PNKN telah mengingatkan MK untuk bersikap adil, independen, konsisten, objektif, transparan, demokratis, serta taat hukum dan konstutusi. Jika prinsip-prinsip bernegara ini dijadikan pedoman, maka PNKN sangat yakin bahwa MK *otomatis* akan membatalkan UU IKN, karena proses pembentukannya inskonstitusional.
Jika akhirnya putusannya justru meloloskan UU IKN, maka PNKN yakin ada masalah besar dengan MK dan Para Yang Mulia Hakim-Hakim MK. Tulisan ini sedikit mengungkap sebagian isu yang diduga terjadi seputar hakim-hakim tersebut. Tapi tulisan ini sekaligus ingin mengingatkan Para Yang Mulia untuk memutus Perkara No.25 sebagaimana seharusnya.
Pada tanggal 20 Juni 2022, MK telah menolak Permohonan Uji Formil & Materil UU MK No.7/2022. Putusan MK atas uji formil dan materil UU MK tersebut merujuk pada Putusan Perkara-perkara No.90, 96, 100/PUU-XVII/2020 dan No.56/PUU-XX/2022. Dari putusan tersebut, minimal publik perlu paham dan mendapat sedikit gambaran tentang siapa, serta bagaimana sepak terjang dan “profil” Para Yang Mulia Hakim MK.
Dalam perkara *Permohonan Uji Formil UU MK No.7/2020*, Para Yang Mulia telah menyatakan menolak tuntutan para pemohon. Prinsipnya, Para Yang Mulia menyatakan UU MK No.7/2020 tetap berlaku, dengan berbagai alasan dan argumentasi tidak relevan. Padahal proses pembentukan UU MK berlangsung melawan konstitusi dan kaidah hukum yang berlaku. Pembentukan UU MK tidak dapat dipertanggungjawabkan secara akademis dan tidak pula didukung naskah akademik yang seharusnya dipersiapkan sesuai perintah UU No.12/2011.
Revisi UU MK tidak memenuhi syarat carry over dan azas pembentukan peraturan yang baik. Bahkan, diduga terjadi penyelundupan hukum, memasukkan norma yang sebelumnya tidak dibahas dalam RUU, dengan dalih menindaklanjuti putusan MK. Penyeludupan norma hukum ini diduga terjadi karena didorong kepentingan pragmatis para penguasa oligarkis.
Proses pembentukan UU MK berlangsung tertutup, tergesa-gesa, dan memanfaatkan kondisi masyarakat yang sedang mengalami pandemi Covid-19, para pemegang kekuasaan seolah bertindak seperti mengail di air keruh. Pembentuk UU telah merampas hak-hak konstitusional rakyat, mengabaikan koridor formil, melanggar konstitusi dan merampas hak partisipasi publik. Tampaknya pembentuk UU telah bertindak otoriter dan prilaku sarat moral hazard.
Dalam perkara Permohohonan Uji Materil UU MK No.7/2020, norma-norma yang digugat antara lain termaktub dalam Pasal 15 ayat (2) huruf d, Pasal 22 jo Pasal 23 ayat (1) huruf d jo Pasal 26 ayat (1) huruf b, dan Pasal 87 huruf a dan b. Khusus Pasal 87 huruf a yang digugat adalah norma tentang masa jabatan ketua dan wakil ketua MK, sedang *Pasal 87 huruf b yang digugat adalah norma batas usia hakim*, akhir masa jabatan hakim MK sampai usia 70 tahun atau paling lama menjabat 15 tahun.

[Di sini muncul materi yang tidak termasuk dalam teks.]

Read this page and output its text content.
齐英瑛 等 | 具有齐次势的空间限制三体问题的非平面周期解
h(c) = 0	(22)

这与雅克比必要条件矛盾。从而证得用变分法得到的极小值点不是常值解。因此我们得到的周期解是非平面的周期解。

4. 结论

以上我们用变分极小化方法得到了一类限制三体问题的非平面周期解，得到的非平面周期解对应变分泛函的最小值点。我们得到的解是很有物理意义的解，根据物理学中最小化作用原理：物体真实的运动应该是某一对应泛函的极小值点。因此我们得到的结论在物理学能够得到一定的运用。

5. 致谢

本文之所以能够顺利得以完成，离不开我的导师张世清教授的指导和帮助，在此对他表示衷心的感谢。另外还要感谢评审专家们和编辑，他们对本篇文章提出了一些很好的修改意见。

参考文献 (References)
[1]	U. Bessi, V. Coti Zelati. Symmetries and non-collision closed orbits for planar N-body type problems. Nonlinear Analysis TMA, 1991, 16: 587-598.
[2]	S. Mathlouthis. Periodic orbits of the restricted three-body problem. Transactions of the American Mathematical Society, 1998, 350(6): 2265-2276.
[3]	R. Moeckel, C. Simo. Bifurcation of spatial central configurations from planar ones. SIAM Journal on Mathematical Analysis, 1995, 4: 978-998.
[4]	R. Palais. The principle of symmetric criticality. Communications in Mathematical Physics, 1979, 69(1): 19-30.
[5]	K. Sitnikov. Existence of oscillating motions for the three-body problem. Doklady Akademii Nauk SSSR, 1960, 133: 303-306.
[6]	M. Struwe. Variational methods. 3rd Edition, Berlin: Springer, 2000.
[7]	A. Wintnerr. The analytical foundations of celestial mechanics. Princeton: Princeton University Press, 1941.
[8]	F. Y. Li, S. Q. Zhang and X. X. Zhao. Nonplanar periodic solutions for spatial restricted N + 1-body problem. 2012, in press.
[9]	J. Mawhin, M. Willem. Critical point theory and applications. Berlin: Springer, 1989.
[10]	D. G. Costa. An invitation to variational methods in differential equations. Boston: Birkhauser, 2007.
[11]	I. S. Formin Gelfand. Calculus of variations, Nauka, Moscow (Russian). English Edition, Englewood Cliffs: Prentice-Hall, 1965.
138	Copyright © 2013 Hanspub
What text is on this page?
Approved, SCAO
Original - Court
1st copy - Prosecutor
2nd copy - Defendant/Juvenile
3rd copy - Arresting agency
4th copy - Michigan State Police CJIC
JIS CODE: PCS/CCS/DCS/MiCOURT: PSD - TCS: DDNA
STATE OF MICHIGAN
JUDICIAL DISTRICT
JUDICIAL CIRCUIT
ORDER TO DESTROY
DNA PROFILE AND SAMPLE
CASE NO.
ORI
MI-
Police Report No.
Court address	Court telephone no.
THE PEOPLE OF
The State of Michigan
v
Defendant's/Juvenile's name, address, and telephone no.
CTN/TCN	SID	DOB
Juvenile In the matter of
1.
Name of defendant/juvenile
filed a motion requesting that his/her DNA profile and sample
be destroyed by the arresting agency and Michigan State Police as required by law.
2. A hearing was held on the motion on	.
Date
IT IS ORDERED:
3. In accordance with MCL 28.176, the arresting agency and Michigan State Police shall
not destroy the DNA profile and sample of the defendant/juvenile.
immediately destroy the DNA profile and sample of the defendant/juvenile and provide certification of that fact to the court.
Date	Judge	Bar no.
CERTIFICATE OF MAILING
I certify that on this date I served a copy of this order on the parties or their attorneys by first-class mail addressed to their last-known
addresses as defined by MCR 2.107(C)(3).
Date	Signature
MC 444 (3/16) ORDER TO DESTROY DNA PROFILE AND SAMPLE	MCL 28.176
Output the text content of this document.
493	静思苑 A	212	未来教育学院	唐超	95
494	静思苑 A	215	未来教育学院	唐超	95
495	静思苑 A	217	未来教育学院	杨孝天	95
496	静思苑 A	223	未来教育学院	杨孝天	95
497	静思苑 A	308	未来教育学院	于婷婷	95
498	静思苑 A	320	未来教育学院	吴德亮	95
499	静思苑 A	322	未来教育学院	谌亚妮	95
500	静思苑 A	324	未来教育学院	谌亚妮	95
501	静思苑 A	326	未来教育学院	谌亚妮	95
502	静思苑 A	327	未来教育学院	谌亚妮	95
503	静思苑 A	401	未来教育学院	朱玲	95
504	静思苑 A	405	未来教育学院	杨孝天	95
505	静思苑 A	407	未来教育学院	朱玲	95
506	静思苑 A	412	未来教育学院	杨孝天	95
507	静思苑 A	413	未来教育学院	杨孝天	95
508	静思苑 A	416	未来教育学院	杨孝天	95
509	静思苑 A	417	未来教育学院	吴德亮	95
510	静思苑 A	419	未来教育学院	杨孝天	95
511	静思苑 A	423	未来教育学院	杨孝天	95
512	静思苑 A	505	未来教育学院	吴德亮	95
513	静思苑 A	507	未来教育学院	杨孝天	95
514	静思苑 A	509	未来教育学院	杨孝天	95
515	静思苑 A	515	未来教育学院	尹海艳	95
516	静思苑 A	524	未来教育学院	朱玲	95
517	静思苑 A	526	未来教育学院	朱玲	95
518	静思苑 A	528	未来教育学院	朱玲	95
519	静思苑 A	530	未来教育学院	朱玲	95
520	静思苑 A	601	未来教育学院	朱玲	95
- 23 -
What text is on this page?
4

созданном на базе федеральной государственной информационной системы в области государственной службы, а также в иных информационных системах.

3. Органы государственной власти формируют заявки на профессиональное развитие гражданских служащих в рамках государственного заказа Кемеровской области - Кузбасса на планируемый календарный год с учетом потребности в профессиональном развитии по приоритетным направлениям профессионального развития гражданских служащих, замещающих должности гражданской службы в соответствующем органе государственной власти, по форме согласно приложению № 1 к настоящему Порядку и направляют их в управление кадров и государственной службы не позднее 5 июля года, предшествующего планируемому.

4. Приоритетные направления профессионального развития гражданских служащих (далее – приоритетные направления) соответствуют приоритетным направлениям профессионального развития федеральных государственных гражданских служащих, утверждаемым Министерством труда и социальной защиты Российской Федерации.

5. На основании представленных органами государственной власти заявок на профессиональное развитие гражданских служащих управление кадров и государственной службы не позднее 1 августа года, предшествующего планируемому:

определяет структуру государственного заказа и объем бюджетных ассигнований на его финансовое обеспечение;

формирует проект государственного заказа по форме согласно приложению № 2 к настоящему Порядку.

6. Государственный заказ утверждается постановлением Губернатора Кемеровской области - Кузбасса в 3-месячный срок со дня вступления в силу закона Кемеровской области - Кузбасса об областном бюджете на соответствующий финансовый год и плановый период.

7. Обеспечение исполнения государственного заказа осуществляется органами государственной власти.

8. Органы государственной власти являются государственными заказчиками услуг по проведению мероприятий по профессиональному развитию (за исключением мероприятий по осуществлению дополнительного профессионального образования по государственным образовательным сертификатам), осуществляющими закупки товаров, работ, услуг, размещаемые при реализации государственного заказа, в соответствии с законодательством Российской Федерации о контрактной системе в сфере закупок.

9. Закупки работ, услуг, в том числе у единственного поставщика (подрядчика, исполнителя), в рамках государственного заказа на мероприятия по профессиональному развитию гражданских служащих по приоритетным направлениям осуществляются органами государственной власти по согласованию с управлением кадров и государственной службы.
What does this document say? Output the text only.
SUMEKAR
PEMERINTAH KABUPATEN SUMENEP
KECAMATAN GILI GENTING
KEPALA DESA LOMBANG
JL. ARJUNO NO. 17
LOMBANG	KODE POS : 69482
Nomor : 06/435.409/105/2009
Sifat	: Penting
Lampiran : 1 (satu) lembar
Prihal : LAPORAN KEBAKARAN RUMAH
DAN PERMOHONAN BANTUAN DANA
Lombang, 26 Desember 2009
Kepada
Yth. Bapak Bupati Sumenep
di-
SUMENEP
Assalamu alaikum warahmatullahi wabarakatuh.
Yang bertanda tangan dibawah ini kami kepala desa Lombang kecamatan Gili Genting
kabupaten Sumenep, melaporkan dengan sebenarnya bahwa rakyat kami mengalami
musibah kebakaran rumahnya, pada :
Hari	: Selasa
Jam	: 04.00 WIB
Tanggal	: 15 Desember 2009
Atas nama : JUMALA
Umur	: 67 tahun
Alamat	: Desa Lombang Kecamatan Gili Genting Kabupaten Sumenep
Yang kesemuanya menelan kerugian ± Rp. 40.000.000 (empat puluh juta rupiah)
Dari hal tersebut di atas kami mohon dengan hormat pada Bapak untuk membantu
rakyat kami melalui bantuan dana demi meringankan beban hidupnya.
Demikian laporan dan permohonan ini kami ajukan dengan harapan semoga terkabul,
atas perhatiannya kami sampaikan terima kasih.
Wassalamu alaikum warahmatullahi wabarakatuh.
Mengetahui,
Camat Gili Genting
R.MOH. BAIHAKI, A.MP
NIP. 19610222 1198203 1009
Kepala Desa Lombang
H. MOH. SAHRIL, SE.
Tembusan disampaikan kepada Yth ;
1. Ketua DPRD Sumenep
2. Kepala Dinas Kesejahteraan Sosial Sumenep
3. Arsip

Terkait Pasal 87 huruf a, mayoritas hakim MK mengabulkan permohonan uji material UU MK, bahwa ketua dan wakil ketua MK tidak bisa otomatis melanjutkan masa jabatan hingga lima tahun. Dengan putusan MK ini, maka ketua dan wakil ketua MK harus dipilih kembali paling lama 9 bulan sejak putusan dibacakan. Sebelum berubah menjadi lima tahun (dalam UU No.7/20202), masa jabatan ketua/wakil Ketua MK dalam UU No.24/2003 adalah 2,5 tahun. Kita tidak yakin akhirnya akan terjadi perubahan pimpinan MK, jika kepentingan sempit berpran lebih dominan.
Terkait Pasal 87 huruf b, semua hakim MK, kecuali hakim Wahiduddin Adam, telah menolak gugatan para pemohon. Artinya, meskipun bermasalah, mayoritas Yang Mulia Hakim MK tersebut setuju dan jusru mendukung norma atau “fasilitas” menguntungkan yang diatur dalam UU MK No.7/2020. Mereka akan mendapat kenikmatan, bisa menjabat hingga mencapai usia 70 tahun, atau paling lama menjabat hingga 15 tahun.
Padahal mestinya masa jabatan hakim MK adalah lima tahun, sebagaimana berlaku untuk jabatan presiden dan wakil presiden atau anggota DPR. Karena aspek politik dalam lingkup tugas sangat dominan, dan mayoritas hakimnya dipilih lembaga politik (Presiden dan DPR), maka sangat relevan membatasi jabatan hakim MK selama lima tahun dan bisa dipilih satu periode lagi.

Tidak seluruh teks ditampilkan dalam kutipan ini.